Despite the terrible impact of Hurricane Katrina, it has been very positive to see the technology community using a wide range of tools to support the response. Particularly in areas such as family tracing and volunteer matching, many initiatives have been started privately, and resources such as Google Maps have really come into their own as a way of distributing information. I’m keeping a watch list of websites and articles on the use of technology in the Katrina response. You can find the (regularly updated) list on my del.icio.us roll, at del.icio.us/paulcurrion/katrina.

These initiatives are fantastic, and I’m loving the fact that so many of them are fairly spontaneous. The group that I’m involved with on the Sahana project are trying to field the prototype version, working with some volunteers in the US. I hope that we’re able to prove some concepts in this response.

However, two things occur to me:

1. Fantastic as these initiatives are, they are fragmented and unco-ordinated - much like any humanitarian response in the world, to be honest. However this is massively inefficient, and we don’t meet the needs of people and communities as quickly and appropriately as we should. Are there ways of rapidly developing network organisations to co-ordinate these initiatives, without destroying the volunteer spirit, spontaneity and inventiveness of the decentralised approach?

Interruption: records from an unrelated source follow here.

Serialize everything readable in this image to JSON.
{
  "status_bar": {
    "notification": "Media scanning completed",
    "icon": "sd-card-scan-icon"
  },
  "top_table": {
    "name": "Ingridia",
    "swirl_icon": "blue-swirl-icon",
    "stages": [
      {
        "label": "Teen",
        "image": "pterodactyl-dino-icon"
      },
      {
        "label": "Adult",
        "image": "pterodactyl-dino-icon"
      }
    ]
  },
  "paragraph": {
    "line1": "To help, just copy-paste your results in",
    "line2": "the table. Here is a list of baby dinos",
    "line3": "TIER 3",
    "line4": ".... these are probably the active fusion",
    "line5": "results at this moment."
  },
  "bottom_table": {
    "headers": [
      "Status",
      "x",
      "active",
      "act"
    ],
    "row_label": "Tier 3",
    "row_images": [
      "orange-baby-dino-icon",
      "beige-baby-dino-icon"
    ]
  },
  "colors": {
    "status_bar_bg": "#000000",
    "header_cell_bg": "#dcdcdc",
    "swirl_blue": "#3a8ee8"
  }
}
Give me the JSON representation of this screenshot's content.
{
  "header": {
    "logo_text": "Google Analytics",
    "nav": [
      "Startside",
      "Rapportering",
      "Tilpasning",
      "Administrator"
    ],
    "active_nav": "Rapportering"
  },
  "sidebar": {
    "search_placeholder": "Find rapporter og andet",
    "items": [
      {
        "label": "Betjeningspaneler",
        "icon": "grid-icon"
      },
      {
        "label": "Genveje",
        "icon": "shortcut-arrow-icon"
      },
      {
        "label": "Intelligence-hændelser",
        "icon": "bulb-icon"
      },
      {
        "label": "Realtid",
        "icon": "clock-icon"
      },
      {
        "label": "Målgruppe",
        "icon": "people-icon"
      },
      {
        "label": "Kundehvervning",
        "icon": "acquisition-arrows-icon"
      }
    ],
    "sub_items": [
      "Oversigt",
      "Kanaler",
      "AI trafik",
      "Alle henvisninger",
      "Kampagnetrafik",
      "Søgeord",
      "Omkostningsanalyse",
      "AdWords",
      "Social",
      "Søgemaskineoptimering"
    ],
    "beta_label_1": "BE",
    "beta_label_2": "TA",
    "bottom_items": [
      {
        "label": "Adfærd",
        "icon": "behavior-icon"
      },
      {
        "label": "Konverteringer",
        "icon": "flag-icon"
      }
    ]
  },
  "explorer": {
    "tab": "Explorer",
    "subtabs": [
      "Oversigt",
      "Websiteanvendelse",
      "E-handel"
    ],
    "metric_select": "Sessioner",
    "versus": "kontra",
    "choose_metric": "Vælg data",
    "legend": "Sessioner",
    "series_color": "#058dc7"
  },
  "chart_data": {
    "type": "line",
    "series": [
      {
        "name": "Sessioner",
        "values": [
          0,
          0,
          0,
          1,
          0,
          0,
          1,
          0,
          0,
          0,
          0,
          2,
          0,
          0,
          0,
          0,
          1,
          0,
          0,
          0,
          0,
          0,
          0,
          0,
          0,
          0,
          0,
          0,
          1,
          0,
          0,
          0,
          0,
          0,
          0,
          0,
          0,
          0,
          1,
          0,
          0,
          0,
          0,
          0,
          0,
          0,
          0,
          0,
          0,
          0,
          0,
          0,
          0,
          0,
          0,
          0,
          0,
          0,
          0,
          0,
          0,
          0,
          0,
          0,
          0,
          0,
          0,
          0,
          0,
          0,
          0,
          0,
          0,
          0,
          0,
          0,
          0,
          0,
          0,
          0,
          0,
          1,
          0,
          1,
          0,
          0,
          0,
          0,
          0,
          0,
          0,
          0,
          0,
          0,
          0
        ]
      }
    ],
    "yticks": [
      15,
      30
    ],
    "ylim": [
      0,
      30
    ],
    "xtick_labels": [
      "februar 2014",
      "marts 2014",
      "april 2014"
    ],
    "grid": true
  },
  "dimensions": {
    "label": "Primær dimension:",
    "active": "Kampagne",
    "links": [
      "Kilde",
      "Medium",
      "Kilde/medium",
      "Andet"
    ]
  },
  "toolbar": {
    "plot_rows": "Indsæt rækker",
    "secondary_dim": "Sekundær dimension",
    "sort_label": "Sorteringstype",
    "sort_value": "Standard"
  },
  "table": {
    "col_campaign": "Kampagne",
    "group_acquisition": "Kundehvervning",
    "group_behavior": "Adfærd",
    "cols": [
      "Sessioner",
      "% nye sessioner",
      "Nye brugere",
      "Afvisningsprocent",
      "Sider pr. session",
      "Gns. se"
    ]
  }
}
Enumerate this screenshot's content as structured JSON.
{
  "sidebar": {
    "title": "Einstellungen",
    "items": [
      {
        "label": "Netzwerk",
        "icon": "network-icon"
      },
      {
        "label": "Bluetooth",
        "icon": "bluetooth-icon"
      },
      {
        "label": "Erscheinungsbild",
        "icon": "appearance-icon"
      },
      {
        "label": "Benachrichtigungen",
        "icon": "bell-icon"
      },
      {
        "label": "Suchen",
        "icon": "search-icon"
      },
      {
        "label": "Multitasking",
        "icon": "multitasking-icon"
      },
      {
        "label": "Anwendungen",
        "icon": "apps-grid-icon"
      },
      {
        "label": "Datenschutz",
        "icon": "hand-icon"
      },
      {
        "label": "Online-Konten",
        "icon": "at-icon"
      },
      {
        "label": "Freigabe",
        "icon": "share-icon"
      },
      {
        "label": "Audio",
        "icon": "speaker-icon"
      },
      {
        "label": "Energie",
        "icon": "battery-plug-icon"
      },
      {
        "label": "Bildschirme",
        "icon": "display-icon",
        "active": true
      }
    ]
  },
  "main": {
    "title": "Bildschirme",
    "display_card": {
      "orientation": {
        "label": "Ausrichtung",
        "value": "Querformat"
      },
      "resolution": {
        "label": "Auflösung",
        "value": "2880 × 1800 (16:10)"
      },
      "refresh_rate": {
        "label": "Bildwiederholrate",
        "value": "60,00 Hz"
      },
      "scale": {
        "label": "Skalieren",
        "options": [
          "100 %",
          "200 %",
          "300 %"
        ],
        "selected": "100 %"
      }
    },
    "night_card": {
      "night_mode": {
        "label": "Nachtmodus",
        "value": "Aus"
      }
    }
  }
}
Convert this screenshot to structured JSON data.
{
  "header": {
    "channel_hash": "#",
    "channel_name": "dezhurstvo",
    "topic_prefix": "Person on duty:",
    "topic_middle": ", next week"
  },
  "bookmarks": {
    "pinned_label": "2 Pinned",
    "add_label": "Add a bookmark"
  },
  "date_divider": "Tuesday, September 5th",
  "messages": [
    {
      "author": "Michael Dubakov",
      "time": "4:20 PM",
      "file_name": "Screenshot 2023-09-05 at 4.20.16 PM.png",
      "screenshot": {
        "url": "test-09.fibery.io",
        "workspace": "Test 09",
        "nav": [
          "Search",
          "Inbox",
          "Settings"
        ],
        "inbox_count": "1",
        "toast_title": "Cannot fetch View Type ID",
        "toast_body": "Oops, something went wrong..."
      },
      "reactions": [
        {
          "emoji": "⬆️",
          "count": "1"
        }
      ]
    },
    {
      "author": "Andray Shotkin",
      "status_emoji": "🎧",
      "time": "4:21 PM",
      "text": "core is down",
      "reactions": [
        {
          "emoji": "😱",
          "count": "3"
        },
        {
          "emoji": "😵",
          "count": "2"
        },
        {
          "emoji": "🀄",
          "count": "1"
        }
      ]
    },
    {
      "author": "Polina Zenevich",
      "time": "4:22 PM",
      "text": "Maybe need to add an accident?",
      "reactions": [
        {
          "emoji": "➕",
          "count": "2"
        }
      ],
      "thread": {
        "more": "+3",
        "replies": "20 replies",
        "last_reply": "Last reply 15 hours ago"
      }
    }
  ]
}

2. Despite the similarities in the response, this isn’t a humanitarian crisis like the ones I normally deal with. Aside from Kobe ten years ago, this is one of the few serious humanitarian emergencies that has taken place in an urbanised area in a highly-developed country. Many similar needs to an event like the Asia tsunami - housing, family tracing, victim identification, etc - but the operational environment is radically different - excellent infrastructure, functioning government, abundance of resources. At this point, it’s hard to see where to draw lessons - and easy for this event to skew funding availability and the development of useful tools for humanitarian responses in other parts of the world.